Em 2012, eu não sabia o que era burnout. Não se falava tanto sobre saúde mental no trabalho, e a ideia de que o cansaço extremo poderia ser mais do que "falta de resiliência" era praticamente inexistente. Mas o meu corpo sabia. Meu corpo gritava.
Acordar era um peso. Todo dia, perto das 5h, eu saía da cama antes do meu filho, Pietro, acordar. Queria ter um momento meu, mas a verdade é que eu me sentia insuficiente. Como se todo tempo livre devesse ser preenchido por algo produtivo. Fazia uma caneca gigante de café e, antes das 6h, já estava consumindo conteúdos técnicos, estudando para me tornar uma profissional melhor. No fundo, era só uma tentativa desesperada de compensar o que eu achava que eram minhas falhas.
O dia passava num turbilhão de tarefas. Eu liderava uma equipe de oito pessoas numa agência de comunicação interna que atendia grandes empresas. Entre entregas, reuniões e viagens, eu voltava para casa chorando. Não percebia que estava em um relacionamento tóxico com aquela empresa. Meu marido, Márcio, percebeu antes de mim. Um dia, ao me deixar no trabalho, viu as lágrimas e disse: "Se você não pedir demissão, eu peço por você. Não aguento mais te ver assim".
Lembro exatamente desse dia. O carro quente, abafado, parado no trânsito de Porto Alegre. Pietro na cadeirinha, brincando sem entender. Era final de março. Uma semana depois, eu fui demitida.
A sensação foi confusa. Eu sabia que ia acontecer. A dona da agência me chamou para conversar e me sentou numa sala de reuniões envidraçada, bem na passagem da escada. Enquanto ela listava, durante quase uma hora, todos os meus erros, eu chorava. O tempo todo, via toda a equipe da empresa passando do lado de fora, algumas olhando com pena, outras desviando o olhar. E sempre tem aquelas que sentem um certo prazer, um alívio por não serem elas ali. No fim, eu saí carregando uma caixa com minhas coisas (quase cena dramática de filme americano) e uma sensação esmagadora de fracasso. Eu tinha certeza de que minha carreira nunca mais teria um ponto alto.
As empresas fazem você acreditar que só ali existem oportunidades para crescer. Que sem elas, você não é nada. E, por muito tempo, eu acreditei nisso.
#01 - por que tantas pessoas estão adoecendo no trabalho?
O que eu vivi em 2012 não era exclusivo meu. Em 2023, escutei frases muito parecidas de vários clientes de mentoria de carreira:
"Estou cansada do meu trabalho atual. Preciso mudar para algo mais leve."
"Preciso fazer algo diferente, mas não sei nem por onde começar."
"O problema sou eu ou o ambiente que estou?"
O burnout, que só foi reconhecido pela OMS como doença ocupacional em 2022, tem levado milhares de profissionais ao esgotamento total. O Brasil é o segundo país com mais casos no mundo. A volta ao presencial, a sobrecarga, a falta de flexibilidade, ambientes inseguros—tudo isso está no topo das queixas.
Ao longo do tempo, fui aprendendo a ler os sinais de esgotamento.

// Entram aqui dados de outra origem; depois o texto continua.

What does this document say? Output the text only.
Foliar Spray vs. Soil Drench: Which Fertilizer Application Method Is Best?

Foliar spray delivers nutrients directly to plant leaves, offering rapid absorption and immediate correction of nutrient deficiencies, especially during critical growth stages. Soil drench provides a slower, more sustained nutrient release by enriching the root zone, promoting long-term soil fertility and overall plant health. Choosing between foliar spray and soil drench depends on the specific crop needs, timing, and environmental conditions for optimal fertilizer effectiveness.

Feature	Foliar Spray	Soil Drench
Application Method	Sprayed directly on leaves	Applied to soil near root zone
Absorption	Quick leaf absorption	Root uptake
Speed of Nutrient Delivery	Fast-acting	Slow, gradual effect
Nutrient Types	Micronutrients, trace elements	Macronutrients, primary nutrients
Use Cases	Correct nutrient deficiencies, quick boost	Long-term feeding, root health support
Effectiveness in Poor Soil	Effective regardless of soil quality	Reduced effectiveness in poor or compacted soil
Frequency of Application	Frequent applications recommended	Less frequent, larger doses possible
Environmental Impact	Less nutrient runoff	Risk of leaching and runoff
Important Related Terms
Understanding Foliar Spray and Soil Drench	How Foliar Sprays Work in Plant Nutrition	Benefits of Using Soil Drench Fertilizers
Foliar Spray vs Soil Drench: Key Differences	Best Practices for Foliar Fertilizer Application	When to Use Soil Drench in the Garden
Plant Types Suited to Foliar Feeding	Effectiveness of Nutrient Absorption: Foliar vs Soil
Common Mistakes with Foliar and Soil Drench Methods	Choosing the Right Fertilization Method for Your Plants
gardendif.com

Aquele momento no shopping com o Pietro e o Márcio foi um deles. Era um domingo, 19h. Estávamos jantando quando abri meu e-mail pelo celular. Um cliente insatisfeito. Uma reclamação que eu só poderia resolver na segunda. Mas o fato de acreditar que precisava estar sempre alerta estragou o meu único momento de descanso. Eu não estava presente.
O burnout não é só cansaço, é um estado de hipervigilância.
#02 - o futuro do trabalho passa pela saúde mental
O mundo está mudando. Em 2024, 10% dos trabalhadores ocupam cargos que nem existiam nos anos 2000, e 87% dos brasileiros se sentem sobrecarregados. O cansaço virou norma, mas isso não precisa ser assim.
90% dos profissionais brasileiros considerariam trocar de emprego por questões de saúde mental. 83% conhecem alguém que precisou se afastar por isso. Apenas 50% se sentem confortáveis para pedir ajuda no trabalho. A urgência desse tema é real, e as empresas que não enxergarem isso ficarão para trás.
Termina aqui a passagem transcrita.